Enzymes are used in the chemical industry and other industrial applications when extremely specific catalysts are required. However, enzymes in general are limited in the number of reactions they have evolved to catalyze, and by their lack of stability in organic solvents and at high temperatures. As a consequence, protein engineering is an active area of research and involves attempts to create new enzymes with novel properties, either through rational design or in vitro evolution. These efforts have begun to be successful, and a few enzymes have now been designed “from scratch” to catalyze reactions that do not occur in nature.
In food processing, the enzymes used include amylases from fungi and plants. These enzymes are used in the production of sugars from starch, such as in making high-fructose corn syrup. In baking, they catalyze the breakdown of starch in the flour to sugar. Yeast fermentation of sugar produces the carbon dioxide that raises the dough. Proteases are used by biscuit manufacturers to lower the protein level of flour. Trypsin is used to predigest baby foods. For the processing of fruit juices, cellulases and pectinases are used to clarify fruit juices. Papain is used to tenderize meat for cooking.
In the dairy industry, rennin, derived from the stomachs of young ruminant animals (like calves and lambs) is used to manufacture of cheese, used to hydrolyze protein. Lipases are implemented during the production of Roquefort cheese to enhance the ripening of the blue-mold cheese. Lactases are used to break down lactose to glucose and galactose.
In the brewing industry, enzymes from barley are released during the mashing stage of beer production. They degrade starch and proteins to produce simple sugar, amino acids, and peptides that are used by yeast for fermentation. Industrially-produced barley enzymes are widely used in the brewing process to substitute for the natural enzymes found in barley. Amylase, glucanases, and proteases are used to split polysaccharides and proteins in the malt.
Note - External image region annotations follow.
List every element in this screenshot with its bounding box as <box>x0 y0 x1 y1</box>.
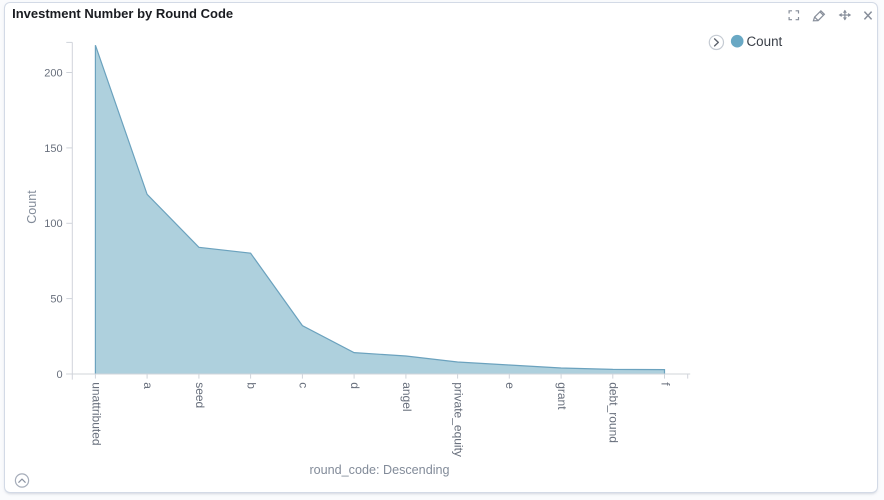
svg-text:50: 50 <box>50 294 62 306</box>
svg-text:Investment Number by Round Cod: Investment Number by Round Code <box>12 6 233 21</box>
svg-text:e: e <box>503 382 517 389</box>
svg-text:b: b <box>245 382 259 389</box>
svg-text:d: d <box>348 382 362 389</box>
svg-text:Count: Count <box>747 34 783 49</box>
svg-text:private_equity: private_equity <box>452 382 466 457</box>
svg-text:seed: seed <box>193 382 207 408</box>
svg-text:150: 150 <box>44 143 62 155</box>
svg-text:200: 200 <box>44 67 62 79</box>
svg-text:round_code: Descending: round_code: Descending <box>309 463 449 477</box>
svg-text:debt_round: debt_round <box>607 382 621 443</box>
svg-text:0: 0 <box>56 369 62 381</box>
svg-text:grant: grant <box>555 382 569 410</box>
svg-text:f: f <box>658 382 672 386</box>
svg-text:a: a <box>141 382 155 389</box>
svg-text:100: 100 <box>44 218 62 230</box>
svg-text:unattributed: unattributed <box>89 382 103 445</box>
svg-text:angel: angel <box>400 382 414 411</box>
svg-text:Count: Count <box>25 190 39 224</box>
svg-text:c: c <box>296 382 310 388</box>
Betaglucanases and arabinoxylanases are used to improve the wort and beer filtration characteristics. Amyloglucosidase and pullulanases are used for low-calorie beer and adjustment of fermentability. Proteases are used to remove cloudiness produced during storage of beers.
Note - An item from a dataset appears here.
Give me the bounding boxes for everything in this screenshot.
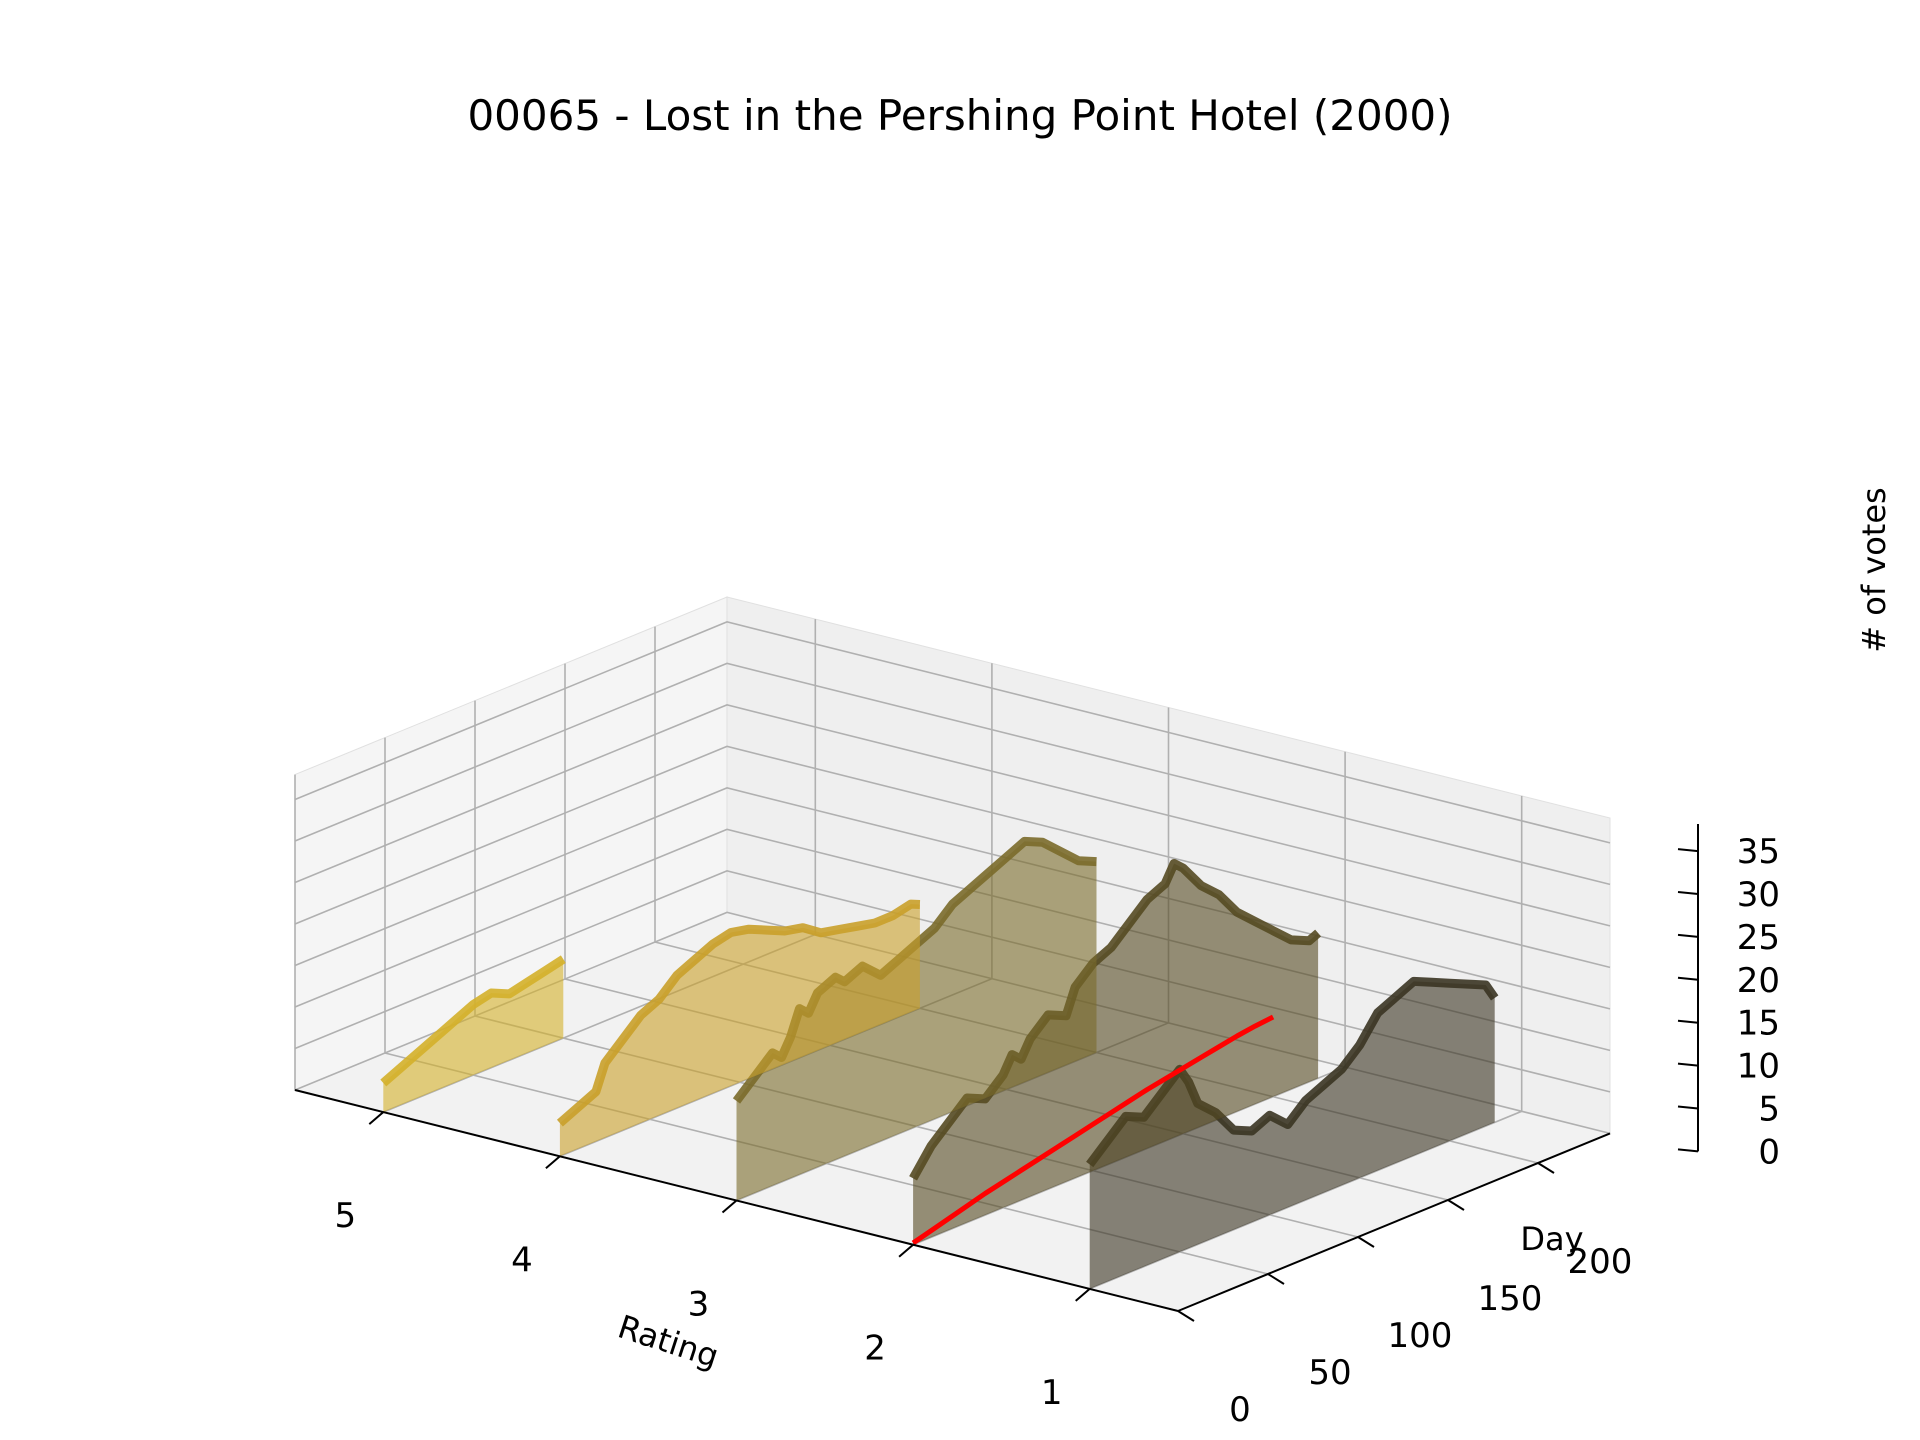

In the starch industry, amylases, amyloglucosideases, and glucoamylases convert starch into glucose and various syrups. Glucose isomerase converts glucose into fructose in production of high-fructose syrups from starchy materials.
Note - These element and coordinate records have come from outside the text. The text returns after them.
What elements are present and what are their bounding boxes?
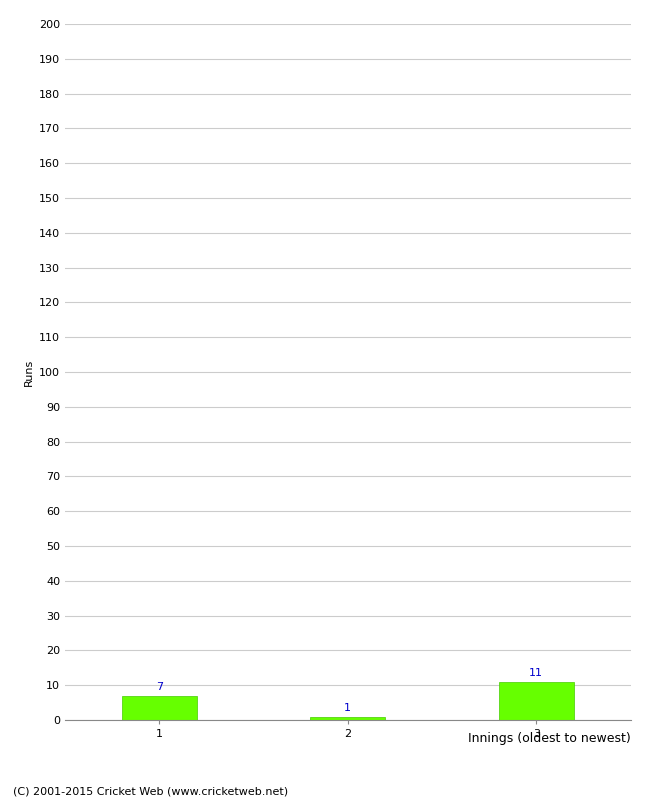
Text: (C) 2001-2015 Cricket Web (www.cricketweb.net): (C) 2001-2015 Cricket Web (www.cricketwe…: [13, 786, 288, 796]
Text: 1: 1: [344, 703, 351, 713]
Y-axis label: Runs: Runs: [23, 358, 33, 386]
Bar: [310, 717, 385, 720]
Text: 7: 7: [156, 682, 162, 692]
Bar: [499, 682, 574, 720]
Bar: [122, 696, 197, 720]
Text: Innings (oldest to newest): Innings (oldest to newest): [468, 732, 630, 745]
Text: 11: 11: [529, 668, 543, 678]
In the paper industry, amylases, xylanases, cellulases, and ligninases are used to degrade starch to lower viscosity, aiding sizing and coating paper.
In the biofuel industry, cellulases used to break down cellulose into sugars that can be fermented (see cellulosic ethanol).
In the production of biological detergents, proteases, produced in an extracellular form from bacteria, are used in pre-soak conditions and direct liquid applications, helping with the removal of protein stains from clothes.
In molecular biology, restriction enzymes, DNA ligase, and polymerases are used to manipulate DNA in genetic engineering, important in pharmacology, agriculture and medicine, and are essential for restriction digestion and the polymerase chain reaction. Molecular biology is also important in forensic science.